L'arringa finale di questo dramma legale tipicamente americano (dal retrogusto Mississippi Burning, del resto stesso luogo) rappresenta, senza ombra di dubbio, uno dei vertici della scrittura di John Grisham nella sua carriera bibliografica e alla pari con quella di Paul Newman con Il Verdetto.



La trasposizione cinematografica beneficia della mano di Joel Schumacher, che abbandona i virtuosismi pop per una regia solida, fatta di piani sequenza claustrofobici e una fotografia di Peter Menzies Jr. calda, satura, capace di restituire l'oppressione climatica e sociale del Mississippi (senza contare la colonna sonora del fido Elliot Goldenthal). La sceneggiatura, firmata da Akiva Goldsman, lavora di cesello sulla struttura in tre atti, dosando con precisione i tempi dei procedimenti giudiziari. Il ritmo viene sostenuto da un cast di caratteristi perfettamente adatti ai loro personaggi: se i protagonisti (Matthew McConaughey, Samuel L. Jackson) offrono prove attoriali di altissimo livello, sono le linee di dialogo affidate alle spalle (Donald Sutherland, Sandra Bullock, Kevin Spacey, Kiefer Sutherland, Kurtwood Smith, Chris Cooper e come sempre complimenti al biondismo di Ashley Judd) a dare spessore al contesto.

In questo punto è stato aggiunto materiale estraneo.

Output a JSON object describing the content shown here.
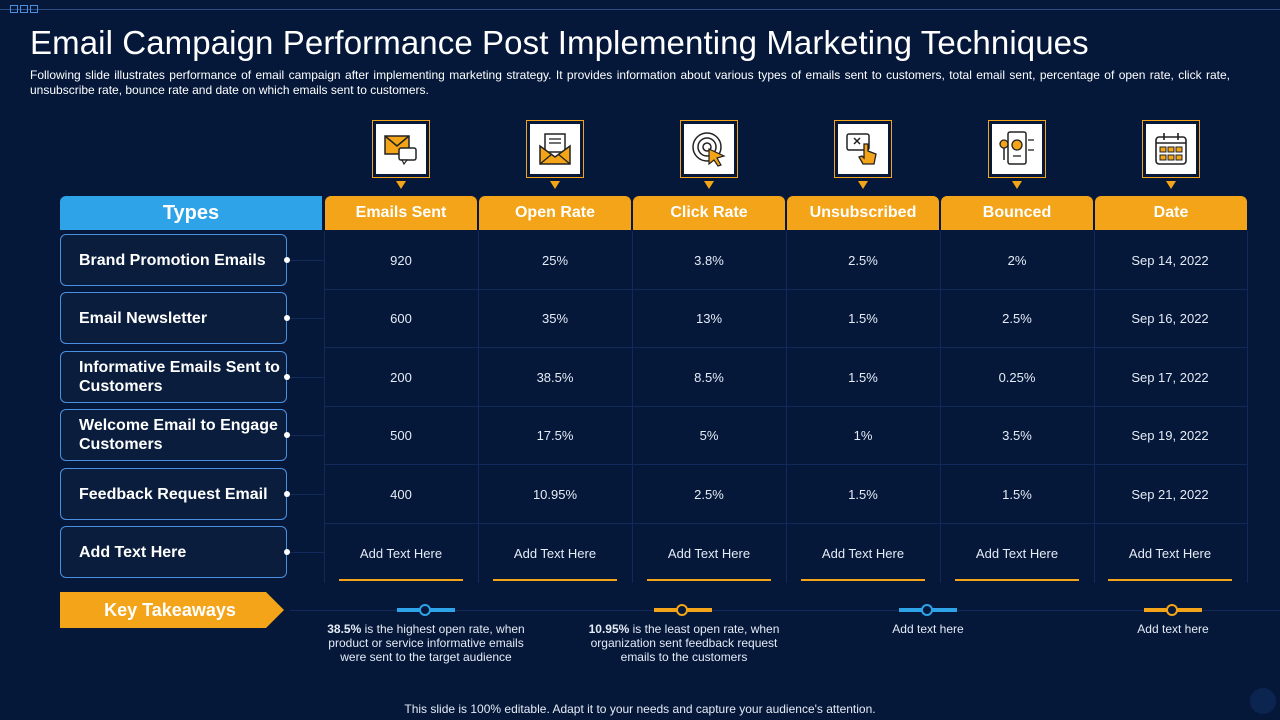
{
  "title": "Email Campaign Performance Post Implementing Marketing Techniques",
  "subtitle": "Following slide illustrates performance of email campaign after implementing marketing strategy. It provides information about various types of emails sent to customers, total email sent, percentage of open rate, click rate, unsubscribe rate, bounce rate and date on which emails sent to customers.",
  "colors": {
    "background": "#05183a",
    "accent_orange": "#f4a418",
    "accent_blue": "#2ea3e8"
  },
  "header": {
    "types_label": "Types",
    "columns": [
      {
        "label": "Emails Sent",
        "icon": "envelope-chat-icon"
      },
      {
        "label": "Open Rate",
        "icon": "open-envelope-icon"
      },
      {
        "label": "Click Rate",
        "icon": "click-target-icon"
      },
      {
        "label": "Unsubscribed",
        "icon": "unsubscribe-click-icon"
      },
      {
        "label": "Bounced",
        "icon": "mobile-analytics-icon"
      },
      {
        "label": "Date",
        "icon": "calendar-icon"
      }
    ]
  },
  "rows": [
    {
      "type": "Brand Promotion Emails",
      "values": [
        "920",
        "25%",
        "3.8%",
        "2.5%",
        "2%",
        "Sep 14, 2022"
      ]
    },
    {
      "type": "Email Newsletter",
      "values": [
        "600",
        "35%",
        "13%",
        "1.5%",
        "2.5%",
        "Sep 16, 2022"
      ]
    },
    {
      "type": "Informative Emails Sent to Customers",
      "values": [
        "200",
        "38.5%",
        "8.5%",
        "1.5%",
        "0.25%",
        "Sep 17, 2022"
      ]
    },
    {
      "type": "Welcome Email to Engage Customers",
      "values": [
        "500",
        "17.5%",
        "5%",
        "1%",
        "3.5%",
        "Sep 19, 2022"
      ]
    },
    {
      "type": "Feedback Request Email",
      "values": [
        "400",
        "10.95%",
        "2.5%",
        "1.5%",
        "1.5%",
        "Sep 21, 2022"
      ]
    },
    {
      "type": "Add Text Here",
      "values": [
        "Add Text Here",
        "Add Text Here",
        "Add Text Here",
        "Add Text Here",
        "Add Text Here",
        "Add Text Here"
      ]
    }
  ],
  "key_takeaways": {
    "label": "Key Takeaways",
    "items": [
      {
        "highlight": "38.5%",
        "text": " is the highest open rate, when product or service informative emails were sent to the target audience"
      },
      {
        "highlight": "10.95%",
        "text": " is the least open rate, when organization sent feedback request emails to the customers"
      },
      {
        "highlight": "",
        "text": "Add text here"
      },
      {
        "highlight": "",
        "text": "Add text here"
      }
    ]
  },
  "footer": "This slide is 100% editable. Adapt it to your needs and capture your audience's attention."
}
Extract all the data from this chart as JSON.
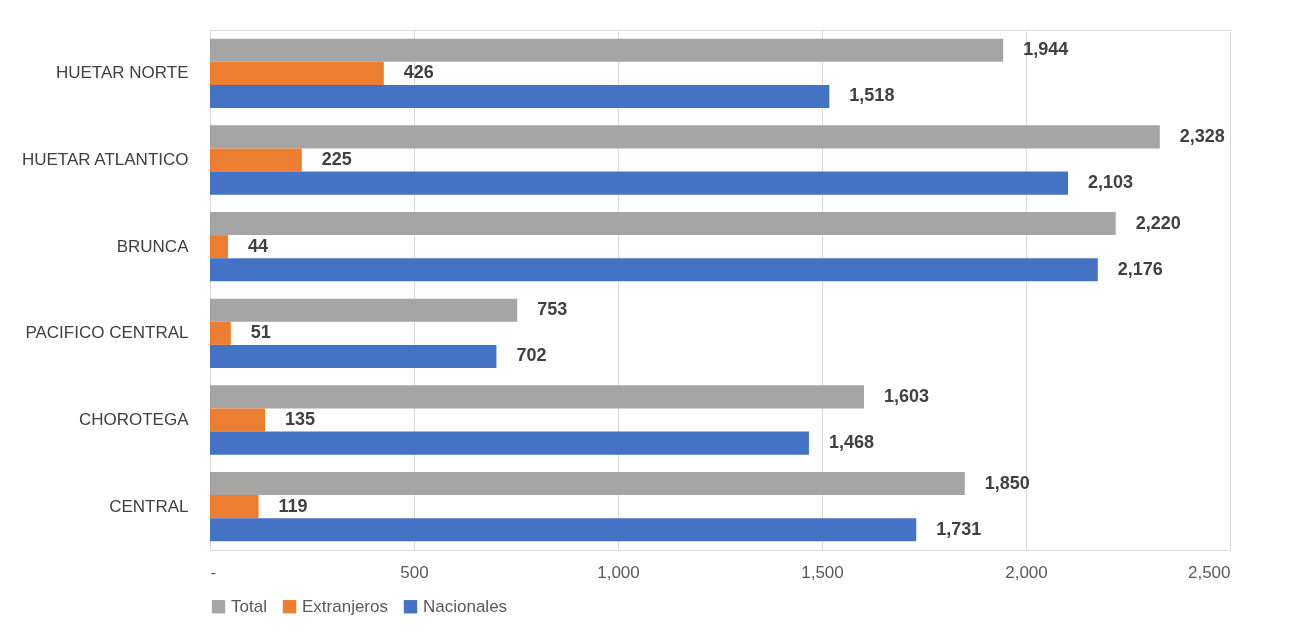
{
  "chart_data": {
    "type": "bar",
    "orientation": "horizontal",
    "categories": [
      "HUETAR NORTE",
      "HUETAR ATLANTICO",
      "BRUNCA",
      "PACIFICO CENTRAL",
      "CHOROTEGA",
      "CENTRAL"
    ],
    "series": [
      {
        "name": "Total",
        "color": "#a5a5a5",
        "values": [
          1944,
          2328,
          2220,
          753,
          1603,
          1850
        ],
        "value_labels": [
          "1,944",
          "2,328",
          "2,220",
          "753",
          "1,603",
          "1,850"
        ]
      },
      {
        "name": "Extranjeros",
        "color": "#ed7d31",
        "values": [
          426,
          225,
          44,
          51,
          135,
          119
        ],
        "value_labels": [
          "426",
          "225",
          "44",
          "51",
          "135",
          "119"
        ]
      },
      {
        "name": "Nacionales",
        "color": "#4472c4",
        "values": [
          1518,
          2103,
          2176,
          702,
          1468,
          1731
        ],
        "value_labels": [
          "1,518",
          "2,103",
          "2,176",
          "702",
          "1,468",
          "1,731"
        ]
      }
    ],
    "xlim": [
      0,
      2500
    ],
    "xticks": [
      {
        "value": 0,
        "label": "-"
      },
      500,
      {
        "value": 1000,
        "label": "1,000"
      },
      {
        "value": 1500,
        "label": "1,500"
      },
      {
        "value": 2000,
        "label": "2,000"
      },
      {
        "value": 2500,
        "label": "2,500"
      }
    ],
    "grid": "x",
    "legend": "bottom"
  }
}
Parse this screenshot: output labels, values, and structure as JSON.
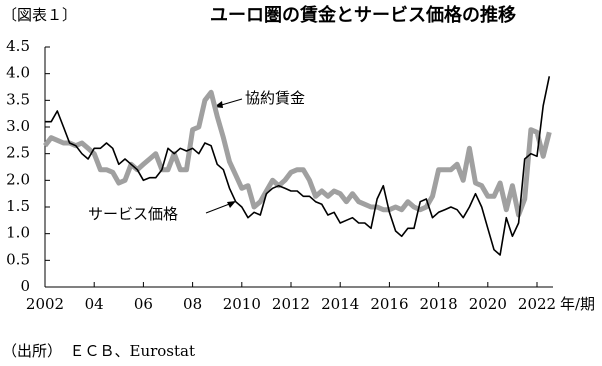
{
  "chart_data": {
    "type": "line",
    "figure_label": "〔図表１〕",
    "title": "ユーロ圏の賃金とサービス価格の推移",
    "x_label": "年/期",
    "source": "（出所）　ＥＣＢ、Eurostat",
    "annotations": [
      "協約賃金",
      "サービス価格"
    ],
    "x": [
      2002,
      2002.25,
      2002.5,
      2002.75,
      2003,
      2003.25,
      2003.5,
      2003.75,
      2004,
      2004.25,
      2004.5,
      2004.75,
      2005,
      2005.25,
      2005.5,
      2005.75,
      2006,
      2006.25,
      2006.5,
      2006.75,
      2007,
      2007.25,
      2007.5,
      2007.75,
      2008,
      2008.25,
      2008.5,
      2008.75,
      2009,
      2009.25,
      2009.5,
      2009.75,
      2010,
      2010.25,
      2010.5,
      2010.75,
      2011,
      2011.25,
      2011.5,
      2011.75,
      2012,
      2012.25,
      2012.5,
      2012.75,
      2013,
      2013.25,
      2013.5,
      2013.75,
      2014,
      2014.25,
      2014.5,
      2014.75,
      2015,
      2015.25,
      2015.5,
      2015.75,
      2016,
      2016.25,
      2016.5,
      2016.75,
      2017,
      2017.25,
      2017.5,
      2017.75,
      2018,
      2018.25,
      2018.5,
      2018.75,
      2019,
      2019.25,
      2019.5,
      2019.75,
      2020,
      2020.25,
      2020.5,
      2020.75,
      2021,
      2021.25,
      2021.5,
      2021.75,
      2022,
      2022.25,
      2022.5
    ],
    "series": [
      {
        "name": "協約賃金",
        "color": "#a0a0a0",
        "width": 5,
        "values": [
          2.65,
          2.8,
          2.75,
          2.7,
          2.7,
          2.65,
          2.7,
          2.6,
          2.5,
          2.2,
          2.2,
          2.15,
          1.95,
          2.0,
          2.3,
          2.2,
          2.3,
          2.4,
          2.5,
          2.2,
          2.2,
          2.5,
          2.2,
          2.2,
          2.95,
          3.0,
          3.5,
          3.65,
          3.2,
          2.8,
          2.35,
          2.1,
          1.85,
          1.9,
          1.5,
          1.6,
          1.8,
          2.0,
          1.9,
          2.0,
          2.15,
          2.2,
          2.2,
          2.0,
          1.7,
          1.8,
          1.7,
          1.8,
          1.75,
          1.6,
          1.75,
          1.6,
          1.55,
          1.5,
          1.5,
          1.45,
          1.45,
          1.5,
          1.45,
          1.6,
          1.5,
          1.45,
          1.5,
          1.7,
          2.2,
          2.2,
          2.2,
          2.3,
          2.0,
          2.6,
          1.95,
          1.9,
          1.7,
          1.7,
          1.95,
          1.45,
          1.9,
          1.35,
          1.65,
          2.95,
          2.9,
          2.45,
          2.9
        ]
      },
      {
        "name": "サービス価格",
        "color": "#000000",
        "width": 1.6,
        "values": [
          3.1,
          3.1,
          3.3,
          3.0,
          2.7,
          2.65,
          2.5,
          2.4,
          2.6,
          2.6,
          2.7,
          2.6,
          2.3,
          2.4,
          2.3,
          2.2,
          2.0,
          2.05,
          2.05,
          2.2,
          2.6,
          2.5,
          2.6,
          2.55,
          2.6,
          2.5,
          2.7,
          2.65,
          2.3,
          2.2,
          1.85,
          1.6,
          1.5,
          1.3,
          1.4,
          1.35,
          1.75,
          1.85,
          1.9,
          1.85,
          1.8,
          1.8,
          1.7,
          1.7,
          1.6,
          1.55,
          1.35,
          1.4,
          1.2,
          1.25,
          1.3,
          1.2,
          1.2,
          1.1,
          1.65,
          1.9,
          1.4,
          1.05,
          0.95,
          1.1,
          1.1,
          1.6,
          1.65,
          1.3,
          1.4,
          1.45,
          1.5,
          1.45,
          1.3,
          1.5,
          1.75,
          1.5,
          1.1,
          0.7,
          0.6,
          1.3,
          0.95,
          1.2,
          2.4,
          2.5,
          2.45,
          3.4,
          3.95
        ]
      }
    ],
    "xlim": [
      2002,
      2022.65
    ],
    "xticks": [
      2002,
      {
        "value": 2004,
        "label": "04"
      },
      {
        "value": 2006,
        "label": "06"
      },
      {
        "value": 2008,
        "label": "08"
      },
      2010,
      2012,
      2014,
      2016,
      2018,
      2020,
      2022
    ],
    "ylim": [
      0,
      4.5
    ],
    "yticks": [
      0,
      0.5,
      {
        "value": 1,
        "label": "1.0"
      },
      1.5,
      {
        "value": 2,
        "label": "2.0"
      },
      2.5,
      {
        "value": 3,
        "label": "3.0"
      },
      3.5,
      {
        "value": 4,
        "label": "4.0"
      },
      4.5
    ]
  }
}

La forza della pellicola risiede nella sua narrazione: una storia talmente violenta e malsana da risultare disturbante, non per un compiacimento estetico della crudeltà, ma per la sua natura iperrealista. La sceneggiatura non fa sconti, mettendo in scena una realtà "nuda e cruda" che scuote lo spettatore, trasformando il dibattimento in aula in un vero e proprio campo di battaglia etico dove il confine tra legge e giustizia si fa pericolosamente sottile sopratutto tenendo conto della storia del Mississippi.